The element-wise multiplication of the g_tmp and g_values arrays can be trivially implemented with a single call to ga_elem_multiply(g_tmp, g_values,g_tmp). Similarly, the sum across rows in the g_tmp array can be accomplished by calling ga_scan_add(g_tmp, g_values, g_mask, one, ntot, 0), where ntot is the total number of non-zero elements. At this point the values of the product vector are located at the elements just before the locations indicated by the g_mask array. To get these values back into an ordinary compressed vector, the g_mask vector is shifted to the left by one place, using the following code fragment

call nga_distribution (g_mask, me, lo, hi)
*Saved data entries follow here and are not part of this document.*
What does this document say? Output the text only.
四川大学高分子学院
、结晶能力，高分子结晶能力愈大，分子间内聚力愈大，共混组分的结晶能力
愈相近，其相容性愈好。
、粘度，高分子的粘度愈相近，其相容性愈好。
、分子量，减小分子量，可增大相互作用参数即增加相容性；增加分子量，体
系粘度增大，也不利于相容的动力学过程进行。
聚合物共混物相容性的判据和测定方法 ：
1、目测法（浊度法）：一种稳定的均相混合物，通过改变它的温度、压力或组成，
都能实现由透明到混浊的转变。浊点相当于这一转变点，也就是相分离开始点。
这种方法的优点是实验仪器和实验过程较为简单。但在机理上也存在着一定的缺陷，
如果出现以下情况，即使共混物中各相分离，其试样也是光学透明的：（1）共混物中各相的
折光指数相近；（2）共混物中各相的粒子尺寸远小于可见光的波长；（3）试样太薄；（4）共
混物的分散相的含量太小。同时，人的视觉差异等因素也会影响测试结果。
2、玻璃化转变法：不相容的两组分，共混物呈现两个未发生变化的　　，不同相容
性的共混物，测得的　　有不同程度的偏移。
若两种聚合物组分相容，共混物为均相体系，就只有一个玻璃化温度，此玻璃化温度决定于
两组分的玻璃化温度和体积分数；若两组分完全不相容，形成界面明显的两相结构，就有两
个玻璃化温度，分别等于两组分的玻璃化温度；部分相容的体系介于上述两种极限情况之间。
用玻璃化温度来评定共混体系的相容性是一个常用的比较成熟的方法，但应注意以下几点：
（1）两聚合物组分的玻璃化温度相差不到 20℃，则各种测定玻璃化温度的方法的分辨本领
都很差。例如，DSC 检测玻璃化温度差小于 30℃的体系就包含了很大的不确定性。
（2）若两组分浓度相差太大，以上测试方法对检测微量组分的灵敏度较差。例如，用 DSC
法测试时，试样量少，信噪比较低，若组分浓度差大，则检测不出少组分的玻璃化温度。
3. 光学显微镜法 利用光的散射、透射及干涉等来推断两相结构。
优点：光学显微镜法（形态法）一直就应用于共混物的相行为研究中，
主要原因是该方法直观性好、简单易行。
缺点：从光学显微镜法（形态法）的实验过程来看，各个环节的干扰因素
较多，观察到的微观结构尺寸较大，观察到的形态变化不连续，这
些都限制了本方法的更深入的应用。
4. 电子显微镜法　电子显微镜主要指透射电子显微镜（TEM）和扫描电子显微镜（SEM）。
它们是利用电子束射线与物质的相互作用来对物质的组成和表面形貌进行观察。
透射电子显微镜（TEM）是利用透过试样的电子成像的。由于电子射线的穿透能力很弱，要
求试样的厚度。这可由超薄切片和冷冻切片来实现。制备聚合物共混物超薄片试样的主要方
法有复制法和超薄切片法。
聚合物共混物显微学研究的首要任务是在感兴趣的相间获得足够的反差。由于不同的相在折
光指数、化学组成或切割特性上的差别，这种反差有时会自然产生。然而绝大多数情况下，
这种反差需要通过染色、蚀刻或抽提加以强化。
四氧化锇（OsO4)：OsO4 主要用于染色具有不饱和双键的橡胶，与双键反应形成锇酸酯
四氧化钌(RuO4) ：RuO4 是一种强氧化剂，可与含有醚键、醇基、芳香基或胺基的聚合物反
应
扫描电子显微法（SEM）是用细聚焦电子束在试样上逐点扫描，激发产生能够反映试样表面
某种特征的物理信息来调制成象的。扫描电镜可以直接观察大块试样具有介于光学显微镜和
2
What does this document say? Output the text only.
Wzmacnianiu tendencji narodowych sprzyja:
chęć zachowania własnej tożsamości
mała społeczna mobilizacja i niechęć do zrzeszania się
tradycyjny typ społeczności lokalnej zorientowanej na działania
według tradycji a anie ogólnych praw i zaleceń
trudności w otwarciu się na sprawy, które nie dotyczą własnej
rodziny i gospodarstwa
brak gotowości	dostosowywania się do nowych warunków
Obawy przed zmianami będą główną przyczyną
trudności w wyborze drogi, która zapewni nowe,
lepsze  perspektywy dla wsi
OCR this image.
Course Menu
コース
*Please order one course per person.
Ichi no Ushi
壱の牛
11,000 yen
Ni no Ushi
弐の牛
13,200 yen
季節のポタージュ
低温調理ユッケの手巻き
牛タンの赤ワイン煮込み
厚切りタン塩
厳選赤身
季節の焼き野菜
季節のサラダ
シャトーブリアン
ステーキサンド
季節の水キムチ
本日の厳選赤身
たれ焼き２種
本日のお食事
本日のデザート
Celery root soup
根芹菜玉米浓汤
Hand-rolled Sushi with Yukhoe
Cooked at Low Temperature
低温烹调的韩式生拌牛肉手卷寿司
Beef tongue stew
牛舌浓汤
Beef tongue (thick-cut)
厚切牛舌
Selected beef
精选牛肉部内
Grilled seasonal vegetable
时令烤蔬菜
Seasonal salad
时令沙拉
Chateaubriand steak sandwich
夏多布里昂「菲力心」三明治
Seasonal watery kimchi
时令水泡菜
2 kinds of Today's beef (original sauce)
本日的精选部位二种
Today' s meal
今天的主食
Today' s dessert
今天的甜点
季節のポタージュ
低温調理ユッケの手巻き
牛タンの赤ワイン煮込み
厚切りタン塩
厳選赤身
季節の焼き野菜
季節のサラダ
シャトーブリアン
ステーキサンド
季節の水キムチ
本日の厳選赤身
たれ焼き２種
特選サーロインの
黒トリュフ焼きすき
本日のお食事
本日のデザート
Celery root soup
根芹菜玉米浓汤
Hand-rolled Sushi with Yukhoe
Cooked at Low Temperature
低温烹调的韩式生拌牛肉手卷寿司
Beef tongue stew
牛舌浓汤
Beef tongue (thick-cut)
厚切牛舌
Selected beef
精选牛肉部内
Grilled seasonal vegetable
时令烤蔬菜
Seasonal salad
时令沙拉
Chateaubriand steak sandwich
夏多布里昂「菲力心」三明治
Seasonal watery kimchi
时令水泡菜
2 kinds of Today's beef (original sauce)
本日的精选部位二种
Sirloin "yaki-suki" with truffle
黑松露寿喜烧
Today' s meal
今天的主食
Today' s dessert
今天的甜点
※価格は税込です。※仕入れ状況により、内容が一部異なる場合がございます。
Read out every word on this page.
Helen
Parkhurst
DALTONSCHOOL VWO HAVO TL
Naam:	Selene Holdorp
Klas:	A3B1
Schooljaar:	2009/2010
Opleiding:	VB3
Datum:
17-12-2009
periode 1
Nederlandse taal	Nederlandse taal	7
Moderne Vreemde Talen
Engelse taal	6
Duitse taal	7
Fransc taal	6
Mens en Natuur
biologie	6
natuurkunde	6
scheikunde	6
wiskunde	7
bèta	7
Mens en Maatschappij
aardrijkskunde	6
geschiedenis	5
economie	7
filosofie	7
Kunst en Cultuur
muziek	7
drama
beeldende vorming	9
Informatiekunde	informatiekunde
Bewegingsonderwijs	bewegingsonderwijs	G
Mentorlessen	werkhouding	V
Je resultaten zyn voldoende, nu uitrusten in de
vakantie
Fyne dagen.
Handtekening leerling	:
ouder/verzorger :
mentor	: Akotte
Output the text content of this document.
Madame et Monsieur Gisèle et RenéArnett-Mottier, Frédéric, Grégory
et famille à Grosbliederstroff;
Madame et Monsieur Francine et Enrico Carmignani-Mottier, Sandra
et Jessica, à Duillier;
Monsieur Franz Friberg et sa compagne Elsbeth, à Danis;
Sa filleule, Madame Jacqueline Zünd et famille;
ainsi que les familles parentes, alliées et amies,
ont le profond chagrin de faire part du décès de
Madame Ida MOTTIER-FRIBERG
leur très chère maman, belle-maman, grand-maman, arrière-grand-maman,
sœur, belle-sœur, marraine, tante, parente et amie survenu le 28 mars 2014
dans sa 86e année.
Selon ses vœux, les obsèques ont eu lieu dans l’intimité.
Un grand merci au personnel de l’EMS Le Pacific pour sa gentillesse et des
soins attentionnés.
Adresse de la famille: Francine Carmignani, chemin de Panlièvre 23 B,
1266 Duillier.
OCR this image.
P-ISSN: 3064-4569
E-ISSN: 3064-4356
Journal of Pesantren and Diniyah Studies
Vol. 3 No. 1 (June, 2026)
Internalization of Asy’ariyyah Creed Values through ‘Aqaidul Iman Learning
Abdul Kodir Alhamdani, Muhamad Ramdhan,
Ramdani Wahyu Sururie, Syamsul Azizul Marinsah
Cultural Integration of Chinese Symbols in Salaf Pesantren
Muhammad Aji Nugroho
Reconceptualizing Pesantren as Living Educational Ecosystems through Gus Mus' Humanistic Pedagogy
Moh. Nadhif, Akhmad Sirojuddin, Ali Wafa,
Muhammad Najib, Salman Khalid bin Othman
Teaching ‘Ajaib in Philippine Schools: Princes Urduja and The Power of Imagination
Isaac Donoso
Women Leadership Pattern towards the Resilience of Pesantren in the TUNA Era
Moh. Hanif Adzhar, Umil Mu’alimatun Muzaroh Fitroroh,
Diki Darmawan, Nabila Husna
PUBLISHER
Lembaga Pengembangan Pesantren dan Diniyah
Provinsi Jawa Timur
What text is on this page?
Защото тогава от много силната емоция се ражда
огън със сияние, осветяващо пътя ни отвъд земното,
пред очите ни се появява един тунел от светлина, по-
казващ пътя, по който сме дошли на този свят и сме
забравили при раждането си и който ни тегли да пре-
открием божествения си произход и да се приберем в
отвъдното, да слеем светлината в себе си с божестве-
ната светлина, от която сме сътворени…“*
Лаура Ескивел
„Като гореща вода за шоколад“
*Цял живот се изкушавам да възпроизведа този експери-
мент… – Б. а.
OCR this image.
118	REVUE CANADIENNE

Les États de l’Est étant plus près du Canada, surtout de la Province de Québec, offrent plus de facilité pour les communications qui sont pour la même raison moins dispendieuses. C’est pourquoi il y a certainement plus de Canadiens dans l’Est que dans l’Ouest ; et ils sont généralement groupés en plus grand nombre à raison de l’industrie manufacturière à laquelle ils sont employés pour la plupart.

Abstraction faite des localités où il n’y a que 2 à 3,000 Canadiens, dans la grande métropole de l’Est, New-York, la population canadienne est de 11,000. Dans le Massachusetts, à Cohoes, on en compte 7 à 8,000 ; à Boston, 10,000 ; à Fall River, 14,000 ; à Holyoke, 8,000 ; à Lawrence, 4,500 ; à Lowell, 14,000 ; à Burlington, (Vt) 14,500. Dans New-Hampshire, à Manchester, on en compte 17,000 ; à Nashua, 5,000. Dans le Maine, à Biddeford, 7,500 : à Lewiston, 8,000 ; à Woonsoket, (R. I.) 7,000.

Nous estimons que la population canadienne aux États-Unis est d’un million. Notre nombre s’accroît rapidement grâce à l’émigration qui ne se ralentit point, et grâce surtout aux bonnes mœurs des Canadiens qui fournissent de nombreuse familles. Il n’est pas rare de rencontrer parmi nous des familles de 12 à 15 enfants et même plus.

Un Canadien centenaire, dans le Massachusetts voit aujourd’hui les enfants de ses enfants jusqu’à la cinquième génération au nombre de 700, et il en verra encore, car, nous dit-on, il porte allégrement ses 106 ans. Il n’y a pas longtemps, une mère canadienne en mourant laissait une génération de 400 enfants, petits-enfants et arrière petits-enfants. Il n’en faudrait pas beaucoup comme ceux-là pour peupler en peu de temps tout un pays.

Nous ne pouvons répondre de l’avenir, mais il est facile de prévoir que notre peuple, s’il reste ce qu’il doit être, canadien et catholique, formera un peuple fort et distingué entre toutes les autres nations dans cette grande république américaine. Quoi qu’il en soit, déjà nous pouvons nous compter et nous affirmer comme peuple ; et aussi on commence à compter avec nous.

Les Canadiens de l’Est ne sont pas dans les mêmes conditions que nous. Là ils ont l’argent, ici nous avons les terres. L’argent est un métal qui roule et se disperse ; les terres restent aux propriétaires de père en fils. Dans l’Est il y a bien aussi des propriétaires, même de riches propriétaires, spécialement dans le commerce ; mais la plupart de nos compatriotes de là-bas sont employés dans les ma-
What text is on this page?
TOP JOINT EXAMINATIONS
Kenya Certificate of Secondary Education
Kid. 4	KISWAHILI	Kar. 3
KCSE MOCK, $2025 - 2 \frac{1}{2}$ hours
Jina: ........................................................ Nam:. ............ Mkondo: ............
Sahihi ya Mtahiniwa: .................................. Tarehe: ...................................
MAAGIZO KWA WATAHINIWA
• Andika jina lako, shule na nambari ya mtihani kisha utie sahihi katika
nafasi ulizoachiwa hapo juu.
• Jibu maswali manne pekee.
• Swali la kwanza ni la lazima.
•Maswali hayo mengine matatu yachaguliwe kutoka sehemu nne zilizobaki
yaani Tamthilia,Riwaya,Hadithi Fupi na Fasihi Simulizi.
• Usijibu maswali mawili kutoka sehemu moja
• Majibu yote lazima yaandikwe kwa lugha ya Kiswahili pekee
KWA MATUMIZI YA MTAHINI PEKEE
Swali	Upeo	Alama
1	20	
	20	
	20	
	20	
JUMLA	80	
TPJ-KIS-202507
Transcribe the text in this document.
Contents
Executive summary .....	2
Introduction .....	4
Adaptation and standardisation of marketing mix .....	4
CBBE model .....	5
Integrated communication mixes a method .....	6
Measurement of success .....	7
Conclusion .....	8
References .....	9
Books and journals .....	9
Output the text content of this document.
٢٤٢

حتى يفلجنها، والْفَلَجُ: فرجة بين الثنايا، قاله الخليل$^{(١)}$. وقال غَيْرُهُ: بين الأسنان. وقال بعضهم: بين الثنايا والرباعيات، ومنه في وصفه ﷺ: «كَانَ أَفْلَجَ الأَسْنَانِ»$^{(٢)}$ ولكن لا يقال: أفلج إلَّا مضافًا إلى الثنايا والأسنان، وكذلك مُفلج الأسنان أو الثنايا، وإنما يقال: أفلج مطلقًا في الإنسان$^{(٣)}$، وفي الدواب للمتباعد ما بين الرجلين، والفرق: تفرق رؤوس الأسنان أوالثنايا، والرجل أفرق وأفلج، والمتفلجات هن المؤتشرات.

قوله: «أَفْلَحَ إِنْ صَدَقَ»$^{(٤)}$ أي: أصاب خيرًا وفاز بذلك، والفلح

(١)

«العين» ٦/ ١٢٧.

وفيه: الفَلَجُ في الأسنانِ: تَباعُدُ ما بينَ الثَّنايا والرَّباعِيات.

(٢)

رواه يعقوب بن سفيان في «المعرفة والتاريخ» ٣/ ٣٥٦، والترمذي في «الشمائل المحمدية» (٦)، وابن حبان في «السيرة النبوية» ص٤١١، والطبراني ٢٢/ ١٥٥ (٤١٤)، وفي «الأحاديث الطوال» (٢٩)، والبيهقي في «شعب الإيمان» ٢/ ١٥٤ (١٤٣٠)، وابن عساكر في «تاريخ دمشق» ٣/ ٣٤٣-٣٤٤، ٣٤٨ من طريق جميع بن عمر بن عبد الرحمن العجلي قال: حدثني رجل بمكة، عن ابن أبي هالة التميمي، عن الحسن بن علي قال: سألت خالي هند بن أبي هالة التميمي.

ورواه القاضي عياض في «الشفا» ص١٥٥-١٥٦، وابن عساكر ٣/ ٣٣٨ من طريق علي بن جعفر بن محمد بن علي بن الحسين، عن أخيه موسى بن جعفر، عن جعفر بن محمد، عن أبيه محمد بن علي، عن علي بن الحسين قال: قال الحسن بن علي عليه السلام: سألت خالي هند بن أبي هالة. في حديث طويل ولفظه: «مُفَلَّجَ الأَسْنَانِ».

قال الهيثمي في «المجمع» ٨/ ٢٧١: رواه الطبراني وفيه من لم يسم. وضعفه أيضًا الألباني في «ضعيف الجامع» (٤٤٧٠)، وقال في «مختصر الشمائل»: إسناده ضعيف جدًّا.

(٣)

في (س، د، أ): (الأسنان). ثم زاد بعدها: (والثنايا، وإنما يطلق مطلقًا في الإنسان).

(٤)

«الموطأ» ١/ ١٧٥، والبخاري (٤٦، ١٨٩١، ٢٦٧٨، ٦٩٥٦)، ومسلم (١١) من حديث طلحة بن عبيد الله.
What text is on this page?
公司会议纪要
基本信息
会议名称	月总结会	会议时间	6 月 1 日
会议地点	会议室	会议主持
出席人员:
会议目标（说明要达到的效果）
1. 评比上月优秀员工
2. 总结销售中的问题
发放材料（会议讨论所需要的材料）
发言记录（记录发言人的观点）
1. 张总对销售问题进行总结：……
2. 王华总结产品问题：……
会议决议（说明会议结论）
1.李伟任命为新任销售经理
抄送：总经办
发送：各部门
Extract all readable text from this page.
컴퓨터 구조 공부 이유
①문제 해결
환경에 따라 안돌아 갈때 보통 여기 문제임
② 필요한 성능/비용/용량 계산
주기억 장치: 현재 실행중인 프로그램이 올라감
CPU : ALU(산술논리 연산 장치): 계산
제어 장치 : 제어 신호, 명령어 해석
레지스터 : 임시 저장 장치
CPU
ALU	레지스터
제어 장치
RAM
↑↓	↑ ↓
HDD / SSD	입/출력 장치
call nga_access(g_mask, lo, hi, idx, ld)
ld = hi-lo
isav = int_mb(idx)
do i = 1, ld
    int_mb(idx + i - 1) = int_mb(idx + i)
end do
if (lo.eq.1) then
    ldx = isize
else
    idx = lo-1
endif
call nga_release(g_mask, lo, hi)
call ga_sync
call nga_put(g_mask, idx, idx, isav, ld)
call g_sync

The results in g_tmp can now be packed into the final results vector g_c using a single call to ga_pack(t_tmp, g_c, g_mask, one, ntot, icnt).